The past couple years have seen a whole new focus by policymakers on violence in media, from the recent refocusing of the FCC on violent video to the violent video game ban in California.
All this implicates what is and ought to be bedrock free speech law. Setting aside the narrow, carefully drawn exceptions for soliciting and inciting crime–which require fairly direct involvement
in actual or imminent violence (“fighting words” and all that), the depiction of violence is protected speech. It must be, for free speech to mean anything; conflict is the stuff of human history, stories, and debate. Certainly, the depiction of a mindless murder for amusement could spark a copycat, but it is no more likely to spark real violence than someone inspired by a screed against abortion, by “Das Kapital,” by PETA, by Thomas Paine, and so on. “Violence,” is humor, it is news, it is revolutionary politics, it is comedy, it is Shakespeare.
One court initially ruled that video games were not “speech,” a call that was pretty clearly wrong and that has since been largely corrected. Games have a very strong expressive element; they are fictional works built of language, symbols, and pictures, like movies, books, songs, plays, cartoons, and so on.
None of this raises any particularly difficult conceptual problems in free speech law. Going forward, that is likely to change. The looming problem is the speech/action dichotomy; very roughly, the rule is, speech is protected, but action is not. The trouble will show up first with video games.
Some folks find Grand Theft Auto objectionable. Well, they really haven’t seen anything yet. With virtual reality headsets and human beings being what they are, I expect we are ultimately going to see some incredibly realistic and also very nasty games, with the player experience becoming more and more participatory. Some of these games will just be vicious, some of them will have a strong story line and pit “good guys” against “bad guys,” some will be military training sims. There will be virtual skiing, virtual golf, virtual hunting, virtual porn, and virtual war.

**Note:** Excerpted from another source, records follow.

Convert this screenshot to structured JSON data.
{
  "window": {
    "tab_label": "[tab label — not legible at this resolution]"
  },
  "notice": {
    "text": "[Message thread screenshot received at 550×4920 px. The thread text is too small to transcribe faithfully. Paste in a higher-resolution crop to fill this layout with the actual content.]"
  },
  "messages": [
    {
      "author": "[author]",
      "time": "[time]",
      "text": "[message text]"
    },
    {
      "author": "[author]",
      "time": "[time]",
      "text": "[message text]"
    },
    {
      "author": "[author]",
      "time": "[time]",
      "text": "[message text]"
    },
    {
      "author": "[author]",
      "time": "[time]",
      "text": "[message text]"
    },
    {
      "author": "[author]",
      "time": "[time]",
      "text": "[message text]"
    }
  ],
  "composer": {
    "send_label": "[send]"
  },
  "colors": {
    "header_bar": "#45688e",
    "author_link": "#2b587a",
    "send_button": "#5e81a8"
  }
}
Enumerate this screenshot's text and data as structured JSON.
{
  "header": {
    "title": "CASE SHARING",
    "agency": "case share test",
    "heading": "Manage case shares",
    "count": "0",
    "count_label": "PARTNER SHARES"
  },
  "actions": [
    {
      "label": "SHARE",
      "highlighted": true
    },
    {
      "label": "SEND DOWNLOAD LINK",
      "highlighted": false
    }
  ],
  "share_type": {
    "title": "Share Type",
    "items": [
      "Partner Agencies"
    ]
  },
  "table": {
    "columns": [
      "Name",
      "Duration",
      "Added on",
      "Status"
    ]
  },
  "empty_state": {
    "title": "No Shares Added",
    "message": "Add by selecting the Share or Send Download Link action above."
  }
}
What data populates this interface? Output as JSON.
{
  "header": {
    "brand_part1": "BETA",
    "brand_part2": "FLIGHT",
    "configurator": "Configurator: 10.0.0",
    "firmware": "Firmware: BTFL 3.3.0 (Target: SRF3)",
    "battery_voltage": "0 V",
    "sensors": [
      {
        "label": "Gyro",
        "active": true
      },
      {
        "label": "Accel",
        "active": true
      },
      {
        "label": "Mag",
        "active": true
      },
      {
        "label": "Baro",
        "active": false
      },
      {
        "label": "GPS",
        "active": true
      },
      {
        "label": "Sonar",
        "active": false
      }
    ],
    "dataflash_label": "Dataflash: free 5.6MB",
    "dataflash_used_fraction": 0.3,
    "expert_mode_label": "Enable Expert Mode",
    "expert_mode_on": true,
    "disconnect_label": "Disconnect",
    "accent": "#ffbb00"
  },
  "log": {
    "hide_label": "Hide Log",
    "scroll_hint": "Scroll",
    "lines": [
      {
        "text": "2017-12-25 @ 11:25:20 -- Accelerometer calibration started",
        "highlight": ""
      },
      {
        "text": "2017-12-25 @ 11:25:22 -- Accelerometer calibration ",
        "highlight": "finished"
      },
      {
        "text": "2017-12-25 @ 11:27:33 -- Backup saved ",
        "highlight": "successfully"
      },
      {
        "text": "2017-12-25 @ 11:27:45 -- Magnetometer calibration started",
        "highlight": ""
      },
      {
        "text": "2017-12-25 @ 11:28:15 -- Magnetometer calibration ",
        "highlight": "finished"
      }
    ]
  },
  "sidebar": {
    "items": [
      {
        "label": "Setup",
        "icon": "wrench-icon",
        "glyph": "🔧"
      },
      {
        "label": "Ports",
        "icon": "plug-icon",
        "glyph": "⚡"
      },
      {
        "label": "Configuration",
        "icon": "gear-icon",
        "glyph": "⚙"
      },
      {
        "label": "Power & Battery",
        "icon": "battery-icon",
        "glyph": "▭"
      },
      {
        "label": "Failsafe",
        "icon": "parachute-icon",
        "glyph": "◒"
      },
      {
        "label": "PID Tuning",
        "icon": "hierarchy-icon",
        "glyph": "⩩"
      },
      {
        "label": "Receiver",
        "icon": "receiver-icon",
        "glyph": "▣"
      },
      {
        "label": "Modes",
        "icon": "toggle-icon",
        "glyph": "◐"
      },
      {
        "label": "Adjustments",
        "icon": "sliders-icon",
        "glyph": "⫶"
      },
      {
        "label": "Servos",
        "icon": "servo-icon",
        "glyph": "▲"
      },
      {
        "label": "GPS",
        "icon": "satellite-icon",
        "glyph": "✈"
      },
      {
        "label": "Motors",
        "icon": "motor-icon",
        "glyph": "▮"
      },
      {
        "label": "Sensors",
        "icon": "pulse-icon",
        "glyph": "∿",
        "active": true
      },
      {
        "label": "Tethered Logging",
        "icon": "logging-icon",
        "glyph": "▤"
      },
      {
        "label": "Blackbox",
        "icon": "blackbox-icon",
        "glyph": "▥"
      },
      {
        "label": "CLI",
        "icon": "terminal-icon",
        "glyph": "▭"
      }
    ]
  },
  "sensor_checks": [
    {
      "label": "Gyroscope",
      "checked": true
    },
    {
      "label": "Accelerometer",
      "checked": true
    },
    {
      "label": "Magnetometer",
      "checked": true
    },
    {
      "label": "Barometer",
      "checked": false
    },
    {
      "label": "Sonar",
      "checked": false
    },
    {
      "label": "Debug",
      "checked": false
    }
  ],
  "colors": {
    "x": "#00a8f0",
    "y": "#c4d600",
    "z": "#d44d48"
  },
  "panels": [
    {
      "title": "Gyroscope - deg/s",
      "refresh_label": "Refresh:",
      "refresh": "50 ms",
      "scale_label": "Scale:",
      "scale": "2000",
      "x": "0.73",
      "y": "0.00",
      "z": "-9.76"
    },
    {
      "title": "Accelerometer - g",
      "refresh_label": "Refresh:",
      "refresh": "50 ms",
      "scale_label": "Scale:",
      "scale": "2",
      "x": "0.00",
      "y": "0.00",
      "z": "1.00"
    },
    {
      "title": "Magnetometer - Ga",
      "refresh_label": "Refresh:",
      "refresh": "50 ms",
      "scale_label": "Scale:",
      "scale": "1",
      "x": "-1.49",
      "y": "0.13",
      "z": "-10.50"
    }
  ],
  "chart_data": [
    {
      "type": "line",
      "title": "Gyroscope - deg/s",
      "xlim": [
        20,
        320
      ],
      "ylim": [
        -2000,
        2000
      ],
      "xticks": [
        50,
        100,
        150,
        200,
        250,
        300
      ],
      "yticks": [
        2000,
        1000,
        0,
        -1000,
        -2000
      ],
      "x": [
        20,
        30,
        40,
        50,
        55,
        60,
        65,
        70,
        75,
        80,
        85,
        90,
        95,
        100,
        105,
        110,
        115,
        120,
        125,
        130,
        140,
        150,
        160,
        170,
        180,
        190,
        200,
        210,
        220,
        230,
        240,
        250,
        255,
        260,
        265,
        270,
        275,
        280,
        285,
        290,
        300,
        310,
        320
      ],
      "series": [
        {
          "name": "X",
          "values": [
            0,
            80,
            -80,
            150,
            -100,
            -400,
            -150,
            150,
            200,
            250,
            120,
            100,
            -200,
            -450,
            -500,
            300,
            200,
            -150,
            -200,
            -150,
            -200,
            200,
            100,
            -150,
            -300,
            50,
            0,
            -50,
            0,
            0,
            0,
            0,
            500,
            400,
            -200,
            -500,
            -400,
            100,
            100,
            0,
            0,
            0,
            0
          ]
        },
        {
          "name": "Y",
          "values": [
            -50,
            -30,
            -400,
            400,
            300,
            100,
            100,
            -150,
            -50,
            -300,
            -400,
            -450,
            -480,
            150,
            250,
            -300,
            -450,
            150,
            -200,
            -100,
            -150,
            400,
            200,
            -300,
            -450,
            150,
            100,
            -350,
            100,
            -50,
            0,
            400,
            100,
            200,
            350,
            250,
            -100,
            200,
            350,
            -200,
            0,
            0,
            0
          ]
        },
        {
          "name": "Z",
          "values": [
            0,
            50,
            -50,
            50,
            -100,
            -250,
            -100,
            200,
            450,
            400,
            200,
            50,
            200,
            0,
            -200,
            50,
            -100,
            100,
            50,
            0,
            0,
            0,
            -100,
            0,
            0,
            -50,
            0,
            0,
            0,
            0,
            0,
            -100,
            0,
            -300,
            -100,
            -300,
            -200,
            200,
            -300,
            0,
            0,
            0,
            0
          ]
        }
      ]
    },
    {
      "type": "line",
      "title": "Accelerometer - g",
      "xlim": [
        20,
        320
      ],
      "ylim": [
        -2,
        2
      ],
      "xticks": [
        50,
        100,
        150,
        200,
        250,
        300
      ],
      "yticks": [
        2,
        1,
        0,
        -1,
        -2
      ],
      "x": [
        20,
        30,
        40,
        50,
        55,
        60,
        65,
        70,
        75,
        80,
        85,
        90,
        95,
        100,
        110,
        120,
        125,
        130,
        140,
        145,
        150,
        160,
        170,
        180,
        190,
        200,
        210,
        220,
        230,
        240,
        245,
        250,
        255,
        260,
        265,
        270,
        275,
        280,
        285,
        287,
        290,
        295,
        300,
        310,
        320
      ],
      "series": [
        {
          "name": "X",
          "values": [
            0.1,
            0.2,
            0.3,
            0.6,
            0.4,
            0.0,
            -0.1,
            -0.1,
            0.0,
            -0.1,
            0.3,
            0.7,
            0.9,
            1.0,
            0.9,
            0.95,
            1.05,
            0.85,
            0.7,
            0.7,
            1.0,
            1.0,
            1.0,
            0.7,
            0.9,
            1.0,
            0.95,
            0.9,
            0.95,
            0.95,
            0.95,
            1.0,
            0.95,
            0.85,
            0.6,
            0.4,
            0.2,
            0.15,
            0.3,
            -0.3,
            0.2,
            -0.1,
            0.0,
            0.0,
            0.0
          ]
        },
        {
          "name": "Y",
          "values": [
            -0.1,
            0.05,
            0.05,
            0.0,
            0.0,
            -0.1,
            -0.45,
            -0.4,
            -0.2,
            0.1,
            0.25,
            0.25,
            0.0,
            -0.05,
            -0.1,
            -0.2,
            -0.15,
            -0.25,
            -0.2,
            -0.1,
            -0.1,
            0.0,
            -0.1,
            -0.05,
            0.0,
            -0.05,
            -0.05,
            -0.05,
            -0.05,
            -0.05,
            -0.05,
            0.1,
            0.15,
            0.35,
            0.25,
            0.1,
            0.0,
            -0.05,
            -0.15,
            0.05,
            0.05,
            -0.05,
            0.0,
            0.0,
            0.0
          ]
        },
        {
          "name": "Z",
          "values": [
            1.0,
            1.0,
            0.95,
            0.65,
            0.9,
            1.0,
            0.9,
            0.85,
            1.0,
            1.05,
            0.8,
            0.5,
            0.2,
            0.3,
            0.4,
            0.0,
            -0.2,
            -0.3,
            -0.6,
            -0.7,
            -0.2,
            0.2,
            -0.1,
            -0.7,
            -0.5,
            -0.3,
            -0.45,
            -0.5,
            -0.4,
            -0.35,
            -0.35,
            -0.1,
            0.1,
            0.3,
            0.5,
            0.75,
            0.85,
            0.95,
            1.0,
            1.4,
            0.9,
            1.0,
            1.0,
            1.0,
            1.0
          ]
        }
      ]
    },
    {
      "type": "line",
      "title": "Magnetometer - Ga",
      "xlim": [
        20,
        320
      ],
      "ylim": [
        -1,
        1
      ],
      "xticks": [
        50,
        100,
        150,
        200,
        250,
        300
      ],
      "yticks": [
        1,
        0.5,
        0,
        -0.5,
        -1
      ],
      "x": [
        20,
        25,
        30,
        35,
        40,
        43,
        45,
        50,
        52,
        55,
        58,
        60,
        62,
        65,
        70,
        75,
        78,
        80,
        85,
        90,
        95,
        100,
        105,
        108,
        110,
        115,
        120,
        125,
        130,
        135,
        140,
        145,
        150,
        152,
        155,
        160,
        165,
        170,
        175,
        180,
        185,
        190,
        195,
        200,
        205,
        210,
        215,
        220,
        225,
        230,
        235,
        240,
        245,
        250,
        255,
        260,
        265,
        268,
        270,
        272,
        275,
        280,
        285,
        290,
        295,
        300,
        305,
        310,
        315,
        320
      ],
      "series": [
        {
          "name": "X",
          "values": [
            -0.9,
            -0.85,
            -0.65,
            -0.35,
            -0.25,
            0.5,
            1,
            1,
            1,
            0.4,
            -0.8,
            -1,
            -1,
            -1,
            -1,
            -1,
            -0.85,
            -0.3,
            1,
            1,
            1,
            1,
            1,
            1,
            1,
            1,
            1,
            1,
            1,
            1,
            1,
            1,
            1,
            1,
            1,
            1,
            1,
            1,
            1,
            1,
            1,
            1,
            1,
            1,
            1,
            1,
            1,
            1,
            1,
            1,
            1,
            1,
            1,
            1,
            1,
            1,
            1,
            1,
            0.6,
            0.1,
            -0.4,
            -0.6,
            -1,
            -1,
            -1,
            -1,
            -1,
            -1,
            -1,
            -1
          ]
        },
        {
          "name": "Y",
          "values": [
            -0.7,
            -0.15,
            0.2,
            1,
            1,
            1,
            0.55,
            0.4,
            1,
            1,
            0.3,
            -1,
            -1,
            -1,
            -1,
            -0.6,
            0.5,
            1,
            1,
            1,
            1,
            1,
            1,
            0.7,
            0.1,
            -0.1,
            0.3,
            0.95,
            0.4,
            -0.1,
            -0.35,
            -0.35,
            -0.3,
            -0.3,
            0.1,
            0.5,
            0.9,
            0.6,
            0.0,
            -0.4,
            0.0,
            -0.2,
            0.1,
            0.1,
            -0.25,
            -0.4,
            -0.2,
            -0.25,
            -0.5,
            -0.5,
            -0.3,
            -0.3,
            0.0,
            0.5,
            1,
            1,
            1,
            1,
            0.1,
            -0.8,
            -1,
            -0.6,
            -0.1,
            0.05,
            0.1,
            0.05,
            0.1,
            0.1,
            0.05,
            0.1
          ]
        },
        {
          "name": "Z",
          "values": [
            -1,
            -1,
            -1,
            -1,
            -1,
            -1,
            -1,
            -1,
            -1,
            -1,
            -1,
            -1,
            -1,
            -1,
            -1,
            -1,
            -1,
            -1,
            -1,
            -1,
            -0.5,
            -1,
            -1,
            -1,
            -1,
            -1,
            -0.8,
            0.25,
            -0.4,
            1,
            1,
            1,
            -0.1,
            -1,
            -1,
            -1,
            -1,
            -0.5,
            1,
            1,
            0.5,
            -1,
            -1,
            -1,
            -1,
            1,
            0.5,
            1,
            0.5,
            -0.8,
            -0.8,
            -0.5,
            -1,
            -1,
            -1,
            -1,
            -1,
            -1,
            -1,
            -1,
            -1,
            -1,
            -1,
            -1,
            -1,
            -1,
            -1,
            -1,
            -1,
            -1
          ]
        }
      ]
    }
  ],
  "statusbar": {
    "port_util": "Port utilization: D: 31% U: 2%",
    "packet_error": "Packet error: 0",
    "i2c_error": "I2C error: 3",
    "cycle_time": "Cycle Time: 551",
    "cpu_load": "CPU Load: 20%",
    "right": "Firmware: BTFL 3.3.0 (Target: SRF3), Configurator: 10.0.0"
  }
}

Is this speech or action? Well, both. Games are squarely in the world of representation, fiction, symbolism. But there is action, too, and of a sort the effect of which on the human psyche is going be hard to call. The game of virtual tennis draws ever closer to a real game of tennis. (Is a real game of tennis protected expression? Soccer? Playing a game of chess? Of tic-tac-toe? Old Maid? Polker? Hearts? Blackjack? I don’t know of any case deciding that issue; it would be interesting to find out.) Shakespeare’s plays are clearly protected speech; acting in a play–pretending to murder one’s fellows, and so on–ought to be, too, but there is so much more “action” going on there than text. But we surely can’t have a world in which the state may not censor the reading or writing of plays, but may forbid one to act in them.
My larger point is, though, that distinguishing between speech and action isn’t going to be helpful in sorting out whether this stuff ought to be protected or not, because of the extent of the overlap. It is more helpful to ask whether the action in question violates anyone’s rights (as defined otherwise by property & contract law). But this is in turn difficult to reconcile with the text of the first amendment, which describes “speech and the press,”–perhaps it ought to more generally protect the freedom to do what one likes with one’s property and the freedom of contract, but it doesn’t.
Any interesting puzzle or set of puzzles. I’m sure there’s a good bit written on this, but for purposes of this blog, I did not care to look it all up. Enlighten me, if you like.